There were a few things that came out both from the Civitas poll results and the luncheon discussion with Bev Perdue consultant Mac McCorkle and Pat McCrory campaign manager Jack Hawke that helped to explain again why Perdue is in the Governor's mansion:
-One Civitas question asked what Perdue's top priority should be now that she's in office. Only 2-3% of respondents said anything about transportation or road building and less than 1% mentioned government corruption. It's kind of remarkable what a large percentage of campaign discourse focused on areas that just weren't that high of a concern to the voters. When Perdue started talking coherently about the economy, she won.

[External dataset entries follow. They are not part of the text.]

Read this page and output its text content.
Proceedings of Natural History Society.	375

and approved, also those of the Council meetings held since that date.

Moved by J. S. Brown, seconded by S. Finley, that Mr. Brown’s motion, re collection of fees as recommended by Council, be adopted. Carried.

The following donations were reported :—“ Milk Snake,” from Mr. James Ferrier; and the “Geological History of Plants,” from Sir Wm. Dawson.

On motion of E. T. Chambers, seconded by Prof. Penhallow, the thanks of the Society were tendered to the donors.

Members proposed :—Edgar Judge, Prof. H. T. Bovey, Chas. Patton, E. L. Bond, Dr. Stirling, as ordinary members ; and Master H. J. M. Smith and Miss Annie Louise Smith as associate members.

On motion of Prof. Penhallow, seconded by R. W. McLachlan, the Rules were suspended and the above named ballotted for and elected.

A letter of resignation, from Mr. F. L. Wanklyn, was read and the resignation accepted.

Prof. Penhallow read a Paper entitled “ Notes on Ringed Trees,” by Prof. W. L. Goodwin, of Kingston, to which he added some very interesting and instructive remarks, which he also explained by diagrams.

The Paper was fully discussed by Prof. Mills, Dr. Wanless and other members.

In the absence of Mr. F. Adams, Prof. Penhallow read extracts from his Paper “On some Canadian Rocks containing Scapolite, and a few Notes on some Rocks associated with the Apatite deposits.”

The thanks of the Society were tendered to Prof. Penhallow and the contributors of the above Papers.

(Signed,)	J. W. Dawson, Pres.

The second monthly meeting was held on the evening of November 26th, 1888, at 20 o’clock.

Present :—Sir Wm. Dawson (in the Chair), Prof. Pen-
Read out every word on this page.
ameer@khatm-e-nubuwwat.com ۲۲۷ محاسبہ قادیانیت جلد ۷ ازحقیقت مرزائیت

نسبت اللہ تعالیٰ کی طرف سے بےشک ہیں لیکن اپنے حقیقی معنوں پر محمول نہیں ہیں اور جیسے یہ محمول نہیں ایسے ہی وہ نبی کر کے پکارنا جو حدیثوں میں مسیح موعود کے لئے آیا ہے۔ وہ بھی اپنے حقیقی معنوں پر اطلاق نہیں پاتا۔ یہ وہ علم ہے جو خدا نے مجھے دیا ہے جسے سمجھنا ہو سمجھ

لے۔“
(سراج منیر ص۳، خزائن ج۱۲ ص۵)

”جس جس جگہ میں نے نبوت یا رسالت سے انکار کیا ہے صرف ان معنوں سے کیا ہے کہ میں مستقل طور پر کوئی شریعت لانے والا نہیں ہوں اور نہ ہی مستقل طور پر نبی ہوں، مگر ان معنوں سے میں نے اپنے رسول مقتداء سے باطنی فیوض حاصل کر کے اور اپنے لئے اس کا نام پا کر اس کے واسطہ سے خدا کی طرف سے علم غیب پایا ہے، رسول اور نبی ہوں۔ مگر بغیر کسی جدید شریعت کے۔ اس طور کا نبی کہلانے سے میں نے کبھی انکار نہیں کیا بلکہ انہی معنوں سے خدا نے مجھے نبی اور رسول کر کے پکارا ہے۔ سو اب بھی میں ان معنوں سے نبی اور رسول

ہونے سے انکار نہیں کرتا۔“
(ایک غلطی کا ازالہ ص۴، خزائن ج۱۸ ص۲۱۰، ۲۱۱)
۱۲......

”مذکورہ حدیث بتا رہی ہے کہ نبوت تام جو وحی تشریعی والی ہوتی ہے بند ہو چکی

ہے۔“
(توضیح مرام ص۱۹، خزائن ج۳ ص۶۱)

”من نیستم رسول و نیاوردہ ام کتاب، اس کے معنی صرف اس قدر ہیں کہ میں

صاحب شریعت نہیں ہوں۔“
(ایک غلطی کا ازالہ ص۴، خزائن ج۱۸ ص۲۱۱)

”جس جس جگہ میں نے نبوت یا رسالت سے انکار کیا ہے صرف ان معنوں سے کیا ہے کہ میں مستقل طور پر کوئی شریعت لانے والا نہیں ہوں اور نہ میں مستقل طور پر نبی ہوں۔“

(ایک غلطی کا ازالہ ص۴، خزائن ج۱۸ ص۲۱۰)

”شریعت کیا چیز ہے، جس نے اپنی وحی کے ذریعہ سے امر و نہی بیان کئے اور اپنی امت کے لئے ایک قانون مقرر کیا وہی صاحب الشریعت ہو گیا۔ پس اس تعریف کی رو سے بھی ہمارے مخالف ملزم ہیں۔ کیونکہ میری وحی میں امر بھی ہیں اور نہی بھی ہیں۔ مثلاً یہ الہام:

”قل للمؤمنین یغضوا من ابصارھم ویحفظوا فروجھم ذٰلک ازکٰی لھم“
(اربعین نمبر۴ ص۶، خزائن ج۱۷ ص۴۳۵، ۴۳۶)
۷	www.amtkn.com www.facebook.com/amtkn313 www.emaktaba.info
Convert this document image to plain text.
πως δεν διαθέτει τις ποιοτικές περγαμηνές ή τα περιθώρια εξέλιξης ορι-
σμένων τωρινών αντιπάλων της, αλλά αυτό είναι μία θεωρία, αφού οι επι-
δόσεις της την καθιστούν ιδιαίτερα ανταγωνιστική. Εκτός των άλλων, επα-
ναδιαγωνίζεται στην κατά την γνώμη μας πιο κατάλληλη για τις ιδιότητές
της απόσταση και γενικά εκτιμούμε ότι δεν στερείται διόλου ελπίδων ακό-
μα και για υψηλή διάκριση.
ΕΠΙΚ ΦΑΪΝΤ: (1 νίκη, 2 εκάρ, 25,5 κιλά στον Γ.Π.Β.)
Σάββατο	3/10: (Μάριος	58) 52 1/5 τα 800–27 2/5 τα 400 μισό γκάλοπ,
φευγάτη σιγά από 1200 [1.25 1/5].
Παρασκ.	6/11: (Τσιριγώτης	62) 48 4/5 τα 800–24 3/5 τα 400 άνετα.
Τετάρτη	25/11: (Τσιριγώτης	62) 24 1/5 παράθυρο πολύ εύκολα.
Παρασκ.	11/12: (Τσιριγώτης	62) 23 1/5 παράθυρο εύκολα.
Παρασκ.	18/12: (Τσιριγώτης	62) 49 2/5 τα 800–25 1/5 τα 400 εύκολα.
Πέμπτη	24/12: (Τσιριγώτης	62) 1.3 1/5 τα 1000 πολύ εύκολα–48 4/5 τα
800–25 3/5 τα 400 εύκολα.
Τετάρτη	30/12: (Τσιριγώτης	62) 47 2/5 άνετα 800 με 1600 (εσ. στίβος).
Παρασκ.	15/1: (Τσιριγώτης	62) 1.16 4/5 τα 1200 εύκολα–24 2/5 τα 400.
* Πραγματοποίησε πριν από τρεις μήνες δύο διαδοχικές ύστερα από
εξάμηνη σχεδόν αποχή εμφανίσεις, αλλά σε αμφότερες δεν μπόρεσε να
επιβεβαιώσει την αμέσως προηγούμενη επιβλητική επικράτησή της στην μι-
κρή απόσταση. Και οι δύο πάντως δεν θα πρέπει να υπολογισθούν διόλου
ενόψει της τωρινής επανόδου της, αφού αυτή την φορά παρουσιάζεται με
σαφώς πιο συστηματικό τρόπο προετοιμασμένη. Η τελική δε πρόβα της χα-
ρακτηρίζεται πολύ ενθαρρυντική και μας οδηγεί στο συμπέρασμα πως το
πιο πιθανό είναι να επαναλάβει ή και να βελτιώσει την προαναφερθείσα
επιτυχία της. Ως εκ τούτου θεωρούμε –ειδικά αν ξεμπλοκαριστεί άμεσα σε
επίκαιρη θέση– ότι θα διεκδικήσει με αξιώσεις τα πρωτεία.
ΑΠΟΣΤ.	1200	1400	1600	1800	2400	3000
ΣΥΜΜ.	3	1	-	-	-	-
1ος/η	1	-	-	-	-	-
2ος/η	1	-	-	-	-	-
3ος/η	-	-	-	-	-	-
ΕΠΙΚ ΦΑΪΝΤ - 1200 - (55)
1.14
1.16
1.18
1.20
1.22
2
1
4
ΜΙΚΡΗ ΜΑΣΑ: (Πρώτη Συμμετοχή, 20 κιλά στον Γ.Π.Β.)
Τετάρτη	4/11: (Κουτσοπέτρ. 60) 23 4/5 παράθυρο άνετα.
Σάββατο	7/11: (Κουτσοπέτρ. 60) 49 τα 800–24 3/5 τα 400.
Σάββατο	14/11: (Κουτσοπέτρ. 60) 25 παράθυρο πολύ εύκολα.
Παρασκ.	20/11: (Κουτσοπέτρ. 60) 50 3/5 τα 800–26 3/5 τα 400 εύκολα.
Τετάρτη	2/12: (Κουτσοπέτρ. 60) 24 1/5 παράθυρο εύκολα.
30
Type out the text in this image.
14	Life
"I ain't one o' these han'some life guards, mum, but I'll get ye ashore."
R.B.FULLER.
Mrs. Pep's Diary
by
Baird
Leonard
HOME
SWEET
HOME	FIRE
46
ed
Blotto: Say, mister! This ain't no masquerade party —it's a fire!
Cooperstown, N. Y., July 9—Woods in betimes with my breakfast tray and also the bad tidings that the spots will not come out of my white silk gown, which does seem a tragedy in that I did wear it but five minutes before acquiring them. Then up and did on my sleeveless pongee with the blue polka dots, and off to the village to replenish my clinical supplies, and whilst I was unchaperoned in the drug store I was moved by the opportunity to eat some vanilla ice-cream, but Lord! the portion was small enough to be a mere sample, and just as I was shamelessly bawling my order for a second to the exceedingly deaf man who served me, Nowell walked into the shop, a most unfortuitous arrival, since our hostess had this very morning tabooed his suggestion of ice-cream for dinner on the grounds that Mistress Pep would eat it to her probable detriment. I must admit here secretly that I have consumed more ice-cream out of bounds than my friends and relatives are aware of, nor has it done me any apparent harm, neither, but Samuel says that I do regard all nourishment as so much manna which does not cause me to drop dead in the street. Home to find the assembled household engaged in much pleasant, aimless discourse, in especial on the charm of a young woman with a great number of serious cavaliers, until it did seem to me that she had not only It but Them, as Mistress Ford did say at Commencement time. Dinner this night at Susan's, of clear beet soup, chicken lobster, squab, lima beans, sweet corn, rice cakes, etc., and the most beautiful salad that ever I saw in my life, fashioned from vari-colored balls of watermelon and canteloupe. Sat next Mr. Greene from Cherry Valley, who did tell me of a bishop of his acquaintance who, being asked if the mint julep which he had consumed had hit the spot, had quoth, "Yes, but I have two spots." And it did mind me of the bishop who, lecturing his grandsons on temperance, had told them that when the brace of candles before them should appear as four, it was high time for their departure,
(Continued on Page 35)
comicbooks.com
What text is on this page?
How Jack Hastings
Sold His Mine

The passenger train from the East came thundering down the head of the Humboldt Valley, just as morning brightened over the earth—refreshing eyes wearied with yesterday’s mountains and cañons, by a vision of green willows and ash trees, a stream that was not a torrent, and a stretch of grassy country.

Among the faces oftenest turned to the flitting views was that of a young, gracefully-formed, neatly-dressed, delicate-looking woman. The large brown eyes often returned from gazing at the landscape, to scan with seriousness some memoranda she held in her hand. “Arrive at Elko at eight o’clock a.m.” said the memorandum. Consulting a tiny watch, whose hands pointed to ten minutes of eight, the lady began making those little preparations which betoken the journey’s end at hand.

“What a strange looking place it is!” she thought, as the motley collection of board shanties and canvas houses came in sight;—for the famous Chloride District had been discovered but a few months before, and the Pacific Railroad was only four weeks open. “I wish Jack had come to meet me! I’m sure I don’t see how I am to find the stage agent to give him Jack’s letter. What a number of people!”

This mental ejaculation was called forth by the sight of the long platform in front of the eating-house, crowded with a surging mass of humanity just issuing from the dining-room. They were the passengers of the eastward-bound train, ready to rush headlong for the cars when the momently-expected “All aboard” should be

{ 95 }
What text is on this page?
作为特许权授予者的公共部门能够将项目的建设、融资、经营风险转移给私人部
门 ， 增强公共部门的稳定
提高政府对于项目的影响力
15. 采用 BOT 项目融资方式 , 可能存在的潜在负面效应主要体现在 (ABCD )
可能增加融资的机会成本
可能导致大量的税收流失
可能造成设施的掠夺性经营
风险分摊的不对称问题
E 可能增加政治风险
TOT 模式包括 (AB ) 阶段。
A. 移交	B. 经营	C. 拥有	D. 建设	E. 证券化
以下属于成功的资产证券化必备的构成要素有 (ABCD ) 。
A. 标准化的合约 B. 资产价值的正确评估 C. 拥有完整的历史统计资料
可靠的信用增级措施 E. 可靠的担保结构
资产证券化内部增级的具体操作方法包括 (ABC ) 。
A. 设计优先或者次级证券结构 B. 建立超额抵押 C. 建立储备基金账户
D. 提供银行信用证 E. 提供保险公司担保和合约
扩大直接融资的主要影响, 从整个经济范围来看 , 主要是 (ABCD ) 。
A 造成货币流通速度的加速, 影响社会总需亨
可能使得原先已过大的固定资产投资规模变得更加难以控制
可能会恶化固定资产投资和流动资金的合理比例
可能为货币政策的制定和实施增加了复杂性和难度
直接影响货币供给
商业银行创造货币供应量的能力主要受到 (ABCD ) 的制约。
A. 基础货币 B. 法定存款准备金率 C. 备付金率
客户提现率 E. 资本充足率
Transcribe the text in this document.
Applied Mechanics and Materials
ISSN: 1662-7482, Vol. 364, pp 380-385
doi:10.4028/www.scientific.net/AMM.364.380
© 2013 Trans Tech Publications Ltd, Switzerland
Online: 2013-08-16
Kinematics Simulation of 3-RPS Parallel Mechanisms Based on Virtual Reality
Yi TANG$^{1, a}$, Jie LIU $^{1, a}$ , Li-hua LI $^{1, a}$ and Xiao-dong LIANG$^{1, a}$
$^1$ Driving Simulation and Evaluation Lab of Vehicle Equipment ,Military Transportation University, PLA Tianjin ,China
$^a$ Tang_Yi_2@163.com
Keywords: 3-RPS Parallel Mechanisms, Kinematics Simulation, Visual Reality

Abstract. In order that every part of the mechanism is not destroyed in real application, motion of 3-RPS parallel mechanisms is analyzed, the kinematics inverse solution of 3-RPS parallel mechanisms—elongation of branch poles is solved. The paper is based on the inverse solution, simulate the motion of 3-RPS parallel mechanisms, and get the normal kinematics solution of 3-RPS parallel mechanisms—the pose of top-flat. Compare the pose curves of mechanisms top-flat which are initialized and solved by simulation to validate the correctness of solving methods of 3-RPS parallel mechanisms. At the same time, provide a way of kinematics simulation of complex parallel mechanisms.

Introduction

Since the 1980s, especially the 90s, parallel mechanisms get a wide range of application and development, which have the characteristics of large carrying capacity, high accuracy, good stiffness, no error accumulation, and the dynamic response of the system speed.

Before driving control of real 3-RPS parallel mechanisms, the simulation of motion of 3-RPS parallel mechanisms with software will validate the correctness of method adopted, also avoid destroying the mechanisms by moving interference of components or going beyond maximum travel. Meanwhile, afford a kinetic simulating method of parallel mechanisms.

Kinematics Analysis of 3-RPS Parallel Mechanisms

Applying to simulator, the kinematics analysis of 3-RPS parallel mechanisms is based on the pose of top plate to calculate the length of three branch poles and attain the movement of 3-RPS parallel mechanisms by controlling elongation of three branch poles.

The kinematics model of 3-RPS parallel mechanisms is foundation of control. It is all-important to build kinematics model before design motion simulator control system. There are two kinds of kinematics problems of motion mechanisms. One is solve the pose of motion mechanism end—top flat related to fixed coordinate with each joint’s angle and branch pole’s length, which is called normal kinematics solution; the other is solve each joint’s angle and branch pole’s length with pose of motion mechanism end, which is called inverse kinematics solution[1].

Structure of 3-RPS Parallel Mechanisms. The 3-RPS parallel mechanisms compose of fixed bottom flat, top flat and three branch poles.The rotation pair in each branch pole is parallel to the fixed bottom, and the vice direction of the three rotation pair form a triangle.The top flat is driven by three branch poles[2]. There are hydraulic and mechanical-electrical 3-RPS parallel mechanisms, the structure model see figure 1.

-But even if the Raleigh culture was a big deal for the voters, it still wasn't a good issue for Pat McCrory to be hammering on as a Republican. Their poll showed 56% of voters in the state thought Democrats were the better party for bringing change to state government with only 18% choosing the Republicans. I've been arguing since July that this was a foolish issue for the GOP to beat the drum on because voters don't pay much attention to what's happening in Raleigh and when they think corruption, they think Washington Republicans. McCorkle said the Perdue campaign's polling showed the change/corruption issue was not a detriment to her campaign and was thus surprised that McCrory spent so much time on it. He asked Hawke what his polling numbers showed to the contrary, but Hawke didn't say anything.
It often seemed to me like the McCrory campaign was being run on intuition rather than data, and this exchange furthered that perception on my part. McCrory apologists might say something about how virtuous it is if polling numbers weren't dictating strategy, but I'd rather be Governor than virtuous.
-There was also a fair amount of discussion of the 'Yankee trash' issue, which I have argued played a pivotal role in Perdue's small October turnaround. Hawke took responsibility for opening McCrory up to attack on that issue, admitting it was his suggestion that McCrory list the 2007 Solid Waste Management Act as a bill he would have vetoed had he been Governor on a questionnaire he filled out over the summer. The Republicans at the luncheon seemed infuriated that Perdue's campaign used that issue to such effect, ironic given their party's history of successfully turning little things into big things to win elections. What goes around comes around.